U.S. Sen. Jim Inhofe on Wednesday introduced legislation to ensure states maintain the authority to regulate hydraulic fracturing.
The Oklahoma senator’s Fracturing Regulations are Effective in State Hands Act was cosponsored by fellow Republican Sens. Lisa Murkowski, David Vitter, Jeff Sessions, John Conryn, James Risch and John Hoeven. Rep. Louie Gohmert, R-Texas, will introduce companion legislation in the House.
Inhofe touted the bill in a news release Wednesday before taking the Senate floor.
“I am pleased to introduce this bill which will ensure that states have the sole authority to regulate hydraulic fracturing, so that the Obama Administration will not be able to impose federal regulations to stop the development of our vast natural resources.”
Inhofe said the administration wants to eliminate hydraulic fracturing, a technique credited with revolutionizing domestic oil and natural gas development, despite the president’s “disingenuous touting of the virtues of natural gas.”
“We know this because he currently has 10 different federal agencies in the process of crafting rules or studying the impacts of hydraulic fracturing, including an EPA that is apparently determined to find fault with the practice so that they can end it.”
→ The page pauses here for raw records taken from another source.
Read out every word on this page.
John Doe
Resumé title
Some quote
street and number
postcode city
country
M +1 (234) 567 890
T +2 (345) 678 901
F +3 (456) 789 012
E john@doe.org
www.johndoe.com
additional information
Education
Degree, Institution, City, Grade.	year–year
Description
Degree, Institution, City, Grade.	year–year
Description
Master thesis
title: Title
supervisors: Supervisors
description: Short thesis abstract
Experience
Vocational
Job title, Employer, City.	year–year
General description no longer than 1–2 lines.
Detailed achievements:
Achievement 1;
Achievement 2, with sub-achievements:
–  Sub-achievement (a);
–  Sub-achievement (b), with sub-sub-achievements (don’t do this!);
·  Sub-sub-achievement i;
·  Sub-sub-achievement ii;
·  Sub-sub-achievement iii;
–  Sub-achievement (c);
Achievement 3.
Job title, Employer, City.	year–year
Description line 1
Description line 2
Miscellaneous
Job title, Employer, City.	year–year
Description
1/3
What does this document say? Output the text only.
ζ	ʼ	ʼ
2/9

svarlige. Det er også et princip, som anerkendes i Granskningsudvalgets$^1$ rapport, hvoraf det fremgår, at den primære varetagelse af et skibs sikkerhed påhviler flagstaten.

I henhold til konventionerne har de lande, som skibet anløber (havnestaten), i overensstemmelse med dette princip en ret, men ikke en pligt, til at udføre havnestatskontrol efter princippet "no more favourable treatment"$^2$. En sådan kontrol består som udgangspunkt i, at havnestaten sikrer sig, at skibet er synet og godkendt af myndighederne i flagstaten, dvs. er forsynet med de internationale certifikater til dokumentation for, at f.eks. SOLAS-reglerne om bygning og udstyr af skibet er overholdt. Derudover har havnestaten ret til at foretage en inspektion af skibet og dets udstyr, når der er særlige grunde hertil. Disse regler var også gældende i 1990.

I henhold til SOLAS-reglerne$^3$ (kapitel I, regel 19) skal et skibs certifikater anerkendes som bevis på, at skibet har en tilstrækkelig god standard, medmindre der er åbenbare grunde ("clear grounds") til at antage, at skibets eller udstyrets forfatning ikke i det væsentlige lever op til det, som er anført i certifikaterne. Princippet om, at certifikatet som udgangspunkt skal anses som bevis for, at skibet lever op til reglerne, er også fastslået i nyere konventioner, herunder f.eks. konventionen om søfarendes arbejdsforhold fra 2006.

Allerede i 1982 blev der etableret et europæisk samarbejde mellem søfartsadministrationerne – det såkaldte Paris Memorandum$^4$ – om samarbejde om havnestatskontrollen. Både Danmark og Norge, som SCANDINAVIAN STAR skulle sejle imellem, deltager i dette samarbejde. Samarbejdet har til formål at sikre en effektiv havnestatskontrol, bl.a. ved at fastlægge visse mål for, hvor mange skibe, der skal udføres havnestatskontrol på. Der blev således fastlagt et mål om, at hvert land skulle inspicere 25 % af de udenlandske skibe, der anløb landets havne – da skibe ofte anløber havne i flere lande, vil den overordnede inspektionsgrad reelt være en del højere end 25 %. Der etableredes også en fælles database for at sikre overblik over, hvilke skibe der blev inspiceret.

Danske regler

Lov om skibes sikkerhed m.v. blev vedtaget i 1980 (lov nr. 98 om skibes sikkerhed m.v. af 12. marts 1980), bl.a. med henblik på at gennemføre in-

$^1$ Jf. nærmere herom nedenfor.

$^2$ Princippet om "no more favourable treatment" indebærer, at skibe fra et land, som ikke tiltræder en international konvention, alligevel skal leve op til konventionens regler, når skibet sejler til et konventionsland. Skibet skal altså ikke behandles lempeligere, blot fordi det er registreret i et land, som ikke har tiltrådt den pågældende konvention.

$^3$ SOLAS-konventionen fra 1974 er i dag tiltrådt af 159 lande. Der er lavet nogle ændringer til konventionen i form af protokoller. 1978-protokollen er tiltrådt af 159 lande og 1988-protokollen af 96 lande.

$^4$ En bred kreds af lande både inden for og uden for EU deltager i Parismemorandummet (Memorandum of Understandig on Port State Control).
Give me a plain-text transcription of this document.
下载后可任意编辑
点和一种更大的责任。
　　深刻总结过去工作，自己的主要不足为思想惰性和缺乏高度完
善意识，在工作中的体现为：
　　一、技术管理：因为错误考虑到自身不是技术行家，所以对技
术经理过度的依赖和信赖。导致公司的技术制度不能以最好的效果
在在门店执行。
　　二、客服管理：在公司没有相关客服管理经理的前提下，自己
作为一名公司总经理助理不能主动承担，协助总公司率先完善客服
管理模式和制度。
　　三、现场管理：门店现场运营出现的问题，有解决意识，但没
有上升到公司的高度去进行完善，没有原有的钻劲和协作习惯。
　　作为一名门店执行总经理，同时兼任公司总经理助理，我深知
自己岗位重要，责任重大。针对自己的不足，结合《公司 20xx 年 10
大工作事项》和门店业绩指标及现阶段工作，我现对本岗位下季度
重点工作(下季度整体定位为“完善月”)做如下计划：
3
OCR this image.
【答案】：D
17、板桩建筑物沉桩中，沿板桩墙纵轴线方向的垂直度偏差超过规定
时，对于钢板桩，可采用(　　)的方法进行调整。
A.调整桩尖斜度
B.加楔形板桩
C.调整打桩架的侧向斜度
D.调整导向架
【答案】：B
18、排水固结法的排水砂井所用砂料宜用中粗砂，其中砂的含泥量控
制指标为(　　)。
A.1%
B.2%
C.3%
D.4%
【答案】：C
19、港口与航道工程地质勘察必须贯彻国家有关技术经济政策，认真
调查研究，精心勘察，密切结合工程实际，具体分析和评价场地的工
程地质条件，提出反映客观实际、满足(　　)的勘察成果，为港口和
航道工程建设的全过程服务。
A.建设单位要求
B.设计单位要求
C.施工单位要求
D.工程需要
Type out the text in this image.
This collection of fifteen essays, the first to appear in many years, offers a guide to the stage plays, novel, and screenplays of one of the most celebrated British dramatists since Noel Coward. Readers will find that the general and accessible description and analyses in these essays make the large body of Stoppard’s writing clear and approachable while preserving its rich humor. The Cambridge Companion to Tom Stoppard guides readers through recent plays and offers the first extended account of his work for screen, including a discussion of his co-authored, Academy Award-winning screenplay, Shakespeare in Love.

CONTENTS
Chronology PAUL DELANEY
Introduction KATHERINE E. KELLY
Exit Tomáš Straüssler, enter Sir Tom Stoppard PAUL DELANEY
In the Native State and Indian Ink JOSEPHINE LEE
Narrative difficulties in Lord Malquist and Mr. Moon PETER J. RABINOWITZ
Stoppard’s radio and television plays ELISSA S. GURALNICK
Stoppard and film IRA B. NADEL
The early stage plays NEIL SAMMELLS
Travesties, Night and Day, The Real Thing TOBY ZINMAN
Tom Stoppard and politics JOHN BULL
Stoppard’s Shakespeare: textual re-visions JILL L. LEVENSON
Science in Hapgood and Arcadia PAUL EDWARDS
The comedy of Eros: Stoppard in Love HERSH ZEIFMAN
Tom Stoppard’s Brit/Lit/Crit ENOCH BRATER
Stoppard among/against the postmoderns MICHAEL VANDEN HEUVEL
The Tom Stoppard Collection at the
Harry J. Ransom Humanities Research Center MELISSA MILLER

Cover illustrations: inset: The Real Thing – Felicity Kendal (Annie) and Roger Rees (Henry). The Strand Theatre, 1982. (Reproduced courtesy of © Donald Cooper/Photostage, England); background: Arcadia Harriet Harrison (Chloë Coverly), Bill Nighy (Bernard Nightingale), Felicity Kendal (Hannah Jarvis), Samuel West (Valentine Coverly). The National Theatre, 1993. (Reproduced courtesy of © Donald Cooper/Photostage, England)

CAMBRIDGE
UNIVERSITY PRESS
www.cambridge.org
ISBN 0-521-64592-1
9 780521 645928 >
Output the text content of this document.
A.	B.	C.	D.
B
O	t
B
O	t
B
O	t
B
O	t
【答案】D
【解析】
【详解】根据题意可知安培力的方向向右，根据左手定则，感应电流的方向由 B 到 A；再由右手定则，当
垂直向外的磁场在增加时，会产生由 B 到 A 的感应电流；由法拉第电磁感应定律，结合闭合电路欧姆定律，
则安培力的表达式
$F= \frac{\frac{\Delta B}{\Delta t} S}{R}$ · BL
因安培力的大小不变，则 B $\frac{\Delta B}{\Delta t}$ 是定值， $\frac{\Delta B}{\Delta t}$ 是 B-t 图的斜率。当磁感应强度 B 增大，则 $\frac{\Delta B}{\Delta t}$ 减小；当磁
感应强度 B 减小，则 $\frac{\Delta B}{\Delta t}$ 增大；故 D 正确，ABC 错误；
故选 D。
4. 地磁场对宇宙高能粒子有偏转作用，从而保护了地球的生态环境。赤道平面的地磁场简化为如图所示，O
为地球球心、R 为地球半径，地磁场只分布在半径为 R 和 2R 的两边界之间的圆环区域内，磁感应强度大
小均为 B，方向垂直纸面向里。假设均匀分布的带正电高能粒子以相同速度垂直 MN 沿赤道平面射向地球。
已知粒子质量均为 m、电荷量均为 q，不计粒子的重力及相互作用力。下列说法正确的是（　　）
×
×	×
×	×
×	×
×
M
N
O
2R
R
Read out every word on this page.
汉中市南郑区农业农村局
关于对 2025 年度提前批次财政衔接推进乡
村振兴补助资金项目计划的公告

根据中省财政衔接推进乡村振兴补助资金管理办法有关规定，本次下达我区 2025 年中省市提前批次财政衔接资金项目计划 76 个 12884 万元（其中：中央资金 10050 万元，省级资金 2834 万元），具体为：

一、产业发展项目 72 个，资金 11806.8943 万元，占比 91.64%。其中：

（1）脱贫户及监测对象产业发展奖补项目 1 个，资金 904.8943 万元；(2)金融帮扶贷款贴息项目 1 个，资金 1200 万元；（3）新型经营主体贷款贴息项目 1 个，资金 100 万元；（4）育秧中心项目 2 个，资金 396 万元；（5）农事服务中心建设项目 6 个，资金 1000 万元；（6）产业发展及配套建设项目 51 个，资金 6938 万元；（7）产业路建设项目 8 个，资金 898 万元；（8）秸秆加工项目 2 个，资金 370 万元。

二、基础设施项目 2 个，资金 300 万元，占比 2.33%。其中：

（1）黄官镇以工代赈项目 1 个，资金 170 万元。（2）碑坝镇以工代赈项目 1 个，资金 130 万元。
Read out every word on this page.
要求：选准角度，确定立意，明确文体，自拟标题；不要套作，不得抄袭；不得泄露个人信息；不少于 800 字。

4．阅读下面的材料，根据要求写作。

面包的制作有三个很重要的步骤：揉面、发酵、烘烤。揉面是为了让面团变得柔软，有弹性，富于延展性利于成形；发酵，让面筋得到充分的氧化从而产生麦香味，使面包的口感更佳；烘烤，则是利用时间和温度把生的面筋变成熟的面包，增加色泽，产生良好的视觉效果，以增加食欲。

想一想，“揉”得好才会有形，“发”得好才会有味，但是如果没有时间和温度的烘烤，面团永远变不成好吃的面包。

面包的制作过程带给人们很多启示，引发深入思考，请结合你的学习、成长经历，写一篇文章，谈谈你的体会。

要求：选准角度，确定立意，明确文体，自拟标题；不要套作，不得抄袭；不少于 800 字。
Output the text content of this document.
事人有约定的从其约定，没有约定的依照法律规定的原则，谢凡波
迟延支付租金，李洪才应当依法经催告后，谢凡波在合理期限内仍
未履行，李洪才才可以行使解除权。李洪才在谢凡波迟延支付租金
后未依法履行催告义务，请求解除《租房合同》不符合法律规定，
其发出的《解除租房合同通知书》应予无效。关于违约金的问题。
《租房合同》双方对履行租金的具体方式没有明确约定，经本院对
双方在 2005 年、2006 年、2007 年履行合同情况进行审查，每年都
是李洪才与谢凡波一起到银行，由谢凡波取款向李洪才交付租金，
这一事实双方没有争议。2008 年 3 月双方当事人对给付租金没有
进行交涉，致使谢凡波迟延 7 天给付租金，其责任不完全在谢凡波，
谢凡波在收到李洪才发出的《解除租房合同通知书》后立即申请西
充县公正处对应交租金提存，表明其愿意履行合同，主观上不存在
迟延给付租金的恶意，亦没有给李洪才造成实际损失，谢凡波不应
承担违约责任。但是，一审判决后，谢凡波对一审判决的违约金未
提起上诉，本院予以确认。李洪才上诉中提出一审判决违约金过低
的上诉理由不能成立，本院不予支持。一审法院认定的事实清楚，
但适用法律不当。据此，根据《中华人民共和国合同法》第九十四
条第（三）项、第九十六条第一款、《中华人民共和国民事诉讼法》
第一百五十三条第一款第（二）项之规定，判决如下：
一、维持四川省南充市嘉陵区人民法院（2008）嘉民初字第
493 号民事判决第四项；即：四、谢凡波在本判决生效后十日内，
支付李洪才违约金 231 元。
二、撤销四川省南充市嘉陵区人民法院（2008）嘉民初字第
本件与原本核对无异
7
The proposal was introduce nearly a year after Sen. Bob Casey, D-Pennsylvania, offered a bill that would regulate hydraulic fracturing under the Clean Water Act.
Casey’s bill has not moved out of committee.
Inhofe on Wednesday defended hydraulic fracturing, which involves pumping large amounts of pressurized water, sand and chemicals into tight rock formations to release oil and gas.
“The first use of hydraulic fracturing took place in my home state of Oklahoma in 1949, and in over 60 years there has not been one confirmed case of ground water contamination from fracked formations.”
Inhofe said his bill will stall President Obama’s “war on affordable energy.”
“It will ensure that under state regulations, Americans can take advantage of the many benefits – including hundreds of thousands of jobs and lower energy prices – that come with the development of our vast natural resources.”